4 Ways to Use Technology to Engage -- Not Distract -- Employees
Like money and power, technology can be used for good -- or for evil. In the case of your employees, it can be a wonderful tool for engagement or an effective source of distraction. The first thing you should consider before introducing any form of technology into your office, whether it be inter-office websites, PowerPoint presentations, or Twitter accounts, is what purpose it will serve. Ask yourself this question and have employees do the same. "This question keeps awareness levels high and encourages employees to use technology wisely. When we consider what the technology is to accomplish, we keep it in check so that it doesn't rule us," says executive coach Stephanie Somanchi. Once you decide to incorporate a piece of digital media into your team’s operations, here’s how to make it work for -- not against -- you.
Form a unified front
Whether or not you draw up a formal online "code of conduct", employees need to have clear direction as to how to best represent the company online. "Establish clear social media policies based around exercising good judgment not through [a threat of] withdrawal of access.

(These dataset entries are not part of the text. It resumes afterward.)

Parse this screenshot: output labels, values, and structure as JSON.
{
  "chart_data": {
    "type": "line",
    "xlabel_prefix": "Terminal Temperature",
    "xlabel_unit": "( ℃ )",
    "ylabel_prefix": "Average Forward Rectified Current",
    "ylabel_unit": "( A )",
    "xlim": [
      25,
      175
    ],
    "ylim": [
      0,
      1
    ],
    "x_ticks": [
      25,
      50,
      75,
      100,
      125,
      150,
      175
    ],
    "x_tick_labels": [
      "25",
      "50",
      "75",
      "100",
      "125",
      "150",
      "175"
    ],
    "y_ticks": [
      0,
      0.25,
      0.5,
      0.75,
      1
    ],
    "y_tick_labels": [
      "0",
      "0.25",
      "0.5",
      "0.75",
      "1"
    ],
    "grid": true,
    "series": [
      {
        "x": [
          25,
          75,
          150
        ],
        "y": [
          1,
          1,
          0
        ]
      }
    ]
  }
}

First and foremost, the priority should be to support the company and to follow through and complete projects and assignments on a timely basis. Second, to maintain absolute and undivided discretion regarding company policy and initiatives," notes Roy Cohen, author of The Wall Street Professional’s Survival Guide. Time limits are a particularly important topic to address. For instance, how long is too long before responding to an email? How much time should an employee spend on Twitter a day?
Use tech for a purpose
Help focus your employees by not only laying out ground rules for usage, but encouraging them to participate in professional groups on Twitter and its counterparts. "Many professional associations host daily industry discussions on their Facebook pages, and Twitter chats on a number of topics from leadership, career management, and specific business sectors. Technology and social media can be used to engage with new contacts that could benefit the organization, as well as new ideas and trends that might not be apparent internally," says consultant Tracy Brisson, founder of The Opportunities Project. The key is guiding employees in a way that increases engagement in their work, instead of offering them up a nice distraction from their day.
Urge people to keep things short and simple
Whether emailing, instant messaging or Tweeting, digital communications are meant to be succinct. Encourage your employees to keep their online communications to the point, for maximum effectiveness and to prevent them from becoming a time suck. "When you communicate too much, what you say simply loses its meaning. It’s smart policy to be selective when deciding to correspond via email or text, as it gives your words more weight," says Gary Malin, president of the Citi Habitats real estate firm in New York City.
Encourage people to interact face-to-face
Technology shouldn’t replace in-person or over-the-phone interactions. Emailing hides subtleties in tone and message that can only be revealed using your voice and facial expressions. "All of these nuances are lost when using email and many other technologies to communicate. If you read the written word, there is always room for misunderstanding the message. At Citi Habitats, we try to use a mix of old and new when it comes to communicating with our employees and clients," says Malin.
Heed these tips and soon technology will be helping -- not hurting -- employee engagement at your office.